Q: What is the best (highest paying) Scrum certification?

If your pay is directly correlated with the specific certification you have, you are very likely working for the company that provides it. Specific certifications may be more favored in certain industries or verticals, but that's no more than generally indicative of pay than the difference between any two different companies.

More broadly, I view certifications as proof of knowledge that should be useful and transferable regardless of specific situation. Much like Agile, delivering value (and a track record of doing same) is the best route to long-term career success (and hence more money).

Q: Can you use an agile scrum approach without a central staffing resource database?

Yes, with a but! You do not need a formal method of tracking your resourcing, but the scrum master (at the team level) needs to know their resourcing (in terms of how many developers are going to be available to work that sprint) in order to properly plan the sprint. If someone is taking a vacation, you need to either a) pull in fewer stories, b) increase your sprint length, or c) pull in additional resources (if availble to you).

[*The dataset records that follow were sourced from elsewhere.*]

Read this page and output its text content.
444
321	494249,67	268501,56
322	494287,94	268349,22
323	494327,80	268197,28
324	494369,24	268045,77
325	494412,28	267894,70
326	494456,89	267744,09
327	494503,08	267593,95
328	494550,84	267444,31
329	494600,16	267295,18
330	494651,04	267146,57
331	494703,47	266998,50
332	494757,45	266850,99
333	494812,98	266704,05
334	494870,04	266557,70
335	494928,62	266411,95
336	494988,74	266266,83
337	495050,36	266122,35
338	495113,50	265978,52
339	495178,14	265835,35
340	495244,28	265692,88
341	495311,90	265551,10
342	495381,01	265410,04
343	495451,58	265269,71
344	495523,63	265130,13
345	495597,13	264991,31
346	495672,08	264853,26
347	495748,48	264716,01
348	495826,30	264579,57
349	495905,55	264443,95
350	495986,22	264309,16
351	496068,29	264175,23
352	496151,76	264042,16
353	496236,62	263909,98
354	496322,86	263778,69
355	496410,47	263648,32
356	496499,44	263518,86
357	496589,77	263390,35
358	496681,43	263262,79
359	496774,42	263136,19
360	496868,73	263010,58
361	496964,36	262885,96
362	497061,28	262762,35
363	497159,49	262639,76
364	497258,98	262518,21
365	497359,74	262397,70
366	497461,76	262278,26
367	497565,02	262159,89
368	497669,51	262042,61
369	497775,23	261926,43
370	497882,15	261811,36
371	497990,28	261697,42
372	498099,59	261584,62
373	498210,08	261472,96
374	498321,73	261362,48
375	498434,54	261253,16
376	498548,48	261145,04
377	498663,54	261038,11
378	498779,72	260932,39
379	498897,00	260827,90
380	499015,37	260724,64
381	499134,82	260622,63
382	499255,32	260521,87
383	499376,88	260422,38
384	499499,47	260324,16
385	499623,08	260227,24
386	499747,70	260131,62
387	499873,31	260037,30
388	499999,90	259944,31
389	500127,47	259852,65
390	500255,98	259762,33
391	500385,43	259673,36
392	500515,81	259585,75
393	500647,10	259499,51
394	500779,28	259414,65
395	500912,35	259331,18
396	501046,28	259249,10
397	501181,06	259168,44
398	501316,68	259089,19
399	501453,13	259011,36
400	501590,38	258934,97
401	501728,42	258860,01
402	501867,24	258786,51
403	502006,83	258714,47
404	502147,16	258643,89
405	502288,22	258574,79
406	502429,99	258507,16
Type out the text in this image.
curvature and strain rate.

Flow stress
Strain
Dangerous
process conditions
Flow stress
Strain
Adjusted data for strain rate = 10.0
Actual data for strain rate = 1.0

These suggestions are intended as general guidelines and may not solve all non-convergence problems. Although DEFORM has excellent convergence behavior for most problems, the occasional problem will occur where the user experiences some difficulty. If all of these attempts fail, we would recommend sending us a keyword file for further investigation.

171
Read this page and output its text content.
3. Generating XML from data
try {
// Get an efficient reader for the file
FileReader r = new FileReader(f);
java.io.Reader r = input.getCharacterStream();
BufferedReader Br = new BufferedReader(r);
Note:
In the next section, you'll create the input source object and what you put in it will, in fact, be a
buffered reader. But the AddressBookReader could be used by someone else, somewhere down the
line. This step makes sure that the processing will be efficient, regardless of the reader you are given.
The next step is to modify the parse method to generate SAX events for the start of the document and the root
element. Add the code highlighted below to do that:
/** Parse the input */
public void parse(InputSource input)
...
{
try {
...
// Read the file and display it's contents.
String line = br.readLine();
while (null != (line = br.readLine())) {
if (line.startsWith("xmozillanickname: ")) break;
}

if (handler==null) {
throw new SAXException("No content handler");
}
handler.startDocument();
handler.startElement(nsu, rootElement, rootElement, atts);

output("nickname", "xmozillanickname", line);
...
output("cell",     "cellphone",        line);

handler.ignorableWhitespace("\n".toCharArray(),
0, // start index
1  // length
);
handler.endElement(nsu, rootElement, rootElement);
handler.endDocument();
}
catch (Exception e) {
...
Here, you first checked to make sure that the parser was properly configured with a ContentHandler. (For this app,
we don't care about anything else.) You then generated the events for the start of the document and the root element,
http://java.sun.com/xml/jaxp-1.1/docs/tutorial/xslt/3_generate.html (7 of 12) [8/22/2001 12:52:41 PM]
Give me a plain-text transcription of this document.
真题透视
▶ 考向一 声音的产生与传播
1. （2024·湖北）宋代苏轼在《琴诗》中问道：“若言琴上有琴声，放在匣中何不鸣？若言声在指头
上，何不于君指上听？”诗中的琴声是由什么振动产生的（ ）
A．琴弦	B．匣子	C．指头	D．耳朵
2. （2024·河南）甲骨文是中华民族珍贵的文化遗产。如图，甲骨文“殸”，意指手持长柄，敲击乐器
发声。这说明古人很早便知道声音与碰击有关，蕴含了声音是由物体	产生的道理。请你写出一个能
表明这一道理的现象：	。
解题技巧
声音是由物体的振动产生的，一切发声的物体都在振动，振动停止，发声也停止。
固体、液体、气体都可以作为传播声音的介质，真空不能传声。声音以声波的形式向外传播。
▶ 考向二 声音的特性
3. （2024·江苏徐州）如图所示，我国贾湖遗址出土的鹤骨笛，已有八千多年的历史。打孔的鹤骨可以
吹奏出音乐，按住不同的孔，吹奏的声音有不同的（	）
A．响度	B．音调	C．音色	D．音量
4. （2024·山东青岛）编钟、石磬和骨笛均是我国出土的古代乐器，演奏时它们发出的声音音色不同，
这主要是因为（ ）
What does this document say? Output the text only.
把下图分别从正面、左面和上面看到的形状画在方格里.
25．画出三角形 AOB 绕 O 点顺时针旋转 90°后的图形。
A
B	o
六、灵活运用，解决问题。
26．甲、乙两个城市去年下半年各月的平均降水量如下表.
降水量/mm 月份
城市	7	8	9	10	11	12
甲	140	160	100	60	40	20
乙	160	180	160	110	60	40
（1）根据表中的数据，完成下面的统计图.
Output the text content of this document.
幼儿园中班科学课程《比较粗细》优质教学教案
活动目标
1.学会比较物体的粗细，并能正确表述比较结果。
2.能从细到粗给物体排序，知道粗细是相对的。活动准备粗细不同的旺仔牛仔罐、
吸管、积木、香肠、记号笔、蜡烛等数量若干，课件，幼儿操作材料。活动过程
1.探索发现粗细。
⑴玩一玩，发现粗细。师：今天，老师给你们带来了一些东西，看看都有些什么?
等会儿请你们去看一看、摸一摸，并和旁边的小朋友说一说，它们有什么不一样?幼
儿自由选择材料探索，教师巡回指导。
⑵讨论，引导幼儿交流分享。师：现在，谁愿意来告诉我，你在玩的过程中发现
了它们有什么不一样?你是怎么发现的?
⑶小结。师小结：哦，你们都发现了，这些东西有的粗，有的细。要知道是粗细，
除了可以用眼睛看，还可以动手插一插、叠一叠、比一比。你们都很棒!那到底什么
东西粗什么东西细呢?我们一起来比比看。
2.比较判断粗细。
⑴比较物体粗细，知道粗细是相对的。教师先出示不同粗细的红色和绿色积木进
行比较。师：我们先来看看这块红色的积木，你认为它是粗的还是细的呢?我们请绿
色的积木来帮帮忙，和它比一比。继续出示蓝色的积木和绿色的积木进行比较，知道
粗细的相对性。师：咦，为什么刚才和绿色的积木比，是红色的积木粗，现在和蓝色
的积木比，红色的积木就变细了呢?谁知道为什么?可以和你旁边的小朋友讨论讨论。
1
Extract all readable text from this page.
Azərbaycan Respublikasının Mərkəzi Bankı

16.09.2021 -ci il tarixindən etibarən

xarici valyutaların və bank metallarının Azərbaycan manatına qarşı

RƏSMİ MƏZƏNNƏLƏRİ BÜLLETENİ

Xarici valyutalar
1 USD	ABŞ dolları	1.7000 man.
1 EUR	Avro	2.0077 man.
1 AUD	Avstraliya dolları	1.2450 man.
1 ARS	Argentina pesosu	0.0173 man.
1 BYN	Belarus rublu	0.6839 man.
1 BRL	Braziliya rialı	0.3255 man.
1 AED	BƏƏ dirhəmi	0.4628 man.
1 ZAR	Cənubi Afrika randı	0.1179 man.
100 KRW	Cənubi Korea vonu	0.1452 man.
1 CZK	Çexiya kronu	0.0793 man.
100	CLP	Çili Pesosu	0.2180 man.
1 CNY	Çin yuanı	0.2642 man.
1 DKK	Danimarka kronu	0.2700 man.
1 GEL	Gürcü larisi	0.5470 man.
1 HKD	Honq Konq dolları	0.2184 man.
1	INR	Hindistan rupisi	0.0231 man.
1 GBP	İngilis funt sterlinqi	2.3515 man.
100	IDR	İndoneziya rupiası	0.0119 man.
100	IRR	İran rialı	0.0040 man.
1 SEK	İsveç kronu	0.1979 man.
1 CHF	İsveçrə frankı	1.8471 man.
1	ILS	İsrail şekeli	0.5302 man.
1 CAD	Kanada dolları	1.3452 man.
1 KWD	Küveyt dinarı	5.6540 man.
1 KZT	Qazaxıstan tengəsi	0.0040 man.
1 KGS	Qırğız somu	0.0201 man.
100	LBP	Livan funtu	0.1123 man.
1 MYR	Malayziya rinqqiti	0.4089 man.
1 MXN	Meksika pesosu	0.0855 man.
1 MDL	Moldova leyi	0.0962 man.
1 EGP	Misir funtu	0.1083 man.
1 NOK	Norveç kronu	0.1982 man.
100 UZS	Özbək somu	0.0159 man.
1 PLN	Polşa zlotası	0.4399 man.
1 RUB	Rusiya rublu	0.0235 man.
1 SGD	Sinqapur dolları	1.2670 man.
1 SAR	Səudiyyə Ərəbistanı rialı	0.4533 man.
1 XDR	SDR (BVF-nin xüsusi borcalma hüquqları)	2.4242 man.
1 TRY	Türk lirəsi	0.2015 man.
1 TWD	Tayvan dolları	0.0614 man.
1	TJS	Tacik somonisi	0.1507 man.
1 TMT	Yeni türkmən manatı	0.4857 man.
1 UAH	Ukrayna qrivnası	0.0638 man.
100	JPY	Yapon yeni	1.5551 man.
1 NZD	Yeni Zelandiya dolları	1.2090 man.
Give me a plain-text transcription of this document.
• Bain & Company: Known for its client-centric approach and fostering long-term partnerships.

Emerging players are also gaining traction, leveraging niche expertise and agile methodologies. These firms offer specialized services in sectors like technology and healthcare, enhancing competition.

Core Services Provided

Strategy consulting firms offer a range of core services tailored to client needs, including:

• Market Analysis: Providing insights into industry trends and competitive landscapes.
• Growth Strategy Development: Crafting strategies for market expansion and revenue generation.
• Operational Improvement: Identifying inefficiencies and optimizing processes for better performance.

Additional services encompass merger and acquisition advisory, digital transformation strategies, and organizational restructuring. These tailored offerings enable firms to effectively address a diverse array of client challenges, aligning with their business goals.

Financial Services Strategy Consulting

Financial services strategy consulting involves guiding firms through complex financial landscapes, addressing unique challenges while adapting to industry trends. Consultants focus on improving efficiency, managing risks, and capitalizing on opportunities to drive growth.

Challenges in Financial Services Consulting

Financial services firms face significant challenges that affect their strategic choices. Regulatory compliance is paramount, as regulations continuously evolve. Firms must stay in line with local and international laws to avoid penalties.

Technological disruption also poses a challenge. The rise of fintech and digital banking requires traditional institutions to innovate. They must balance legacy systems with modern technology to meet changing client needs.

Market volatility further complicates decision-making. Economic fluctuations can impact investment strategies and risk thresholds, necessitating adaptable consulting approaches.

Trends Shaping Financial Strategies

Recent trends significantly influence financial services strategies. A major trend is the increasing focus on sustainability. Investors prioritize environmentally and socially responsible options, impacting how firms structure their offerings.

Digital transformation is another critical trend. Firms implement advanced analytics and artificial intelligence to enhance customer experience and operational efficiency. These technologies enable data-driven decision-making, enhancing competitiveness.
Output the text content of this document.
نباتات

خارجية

Even at the story level, this matters. If you have a backend ticket and your one BE developer is out, you're not gonna want to put that in the sprint. But it doesn't need to be a formal, centralized database. It could be as simple as everyone noting their PTO during sprint planning.

What's always both heartening and a little bit sad to me is how much the scrum teams want to produce good products, provide value, and it's over-management that holds them back from doing so.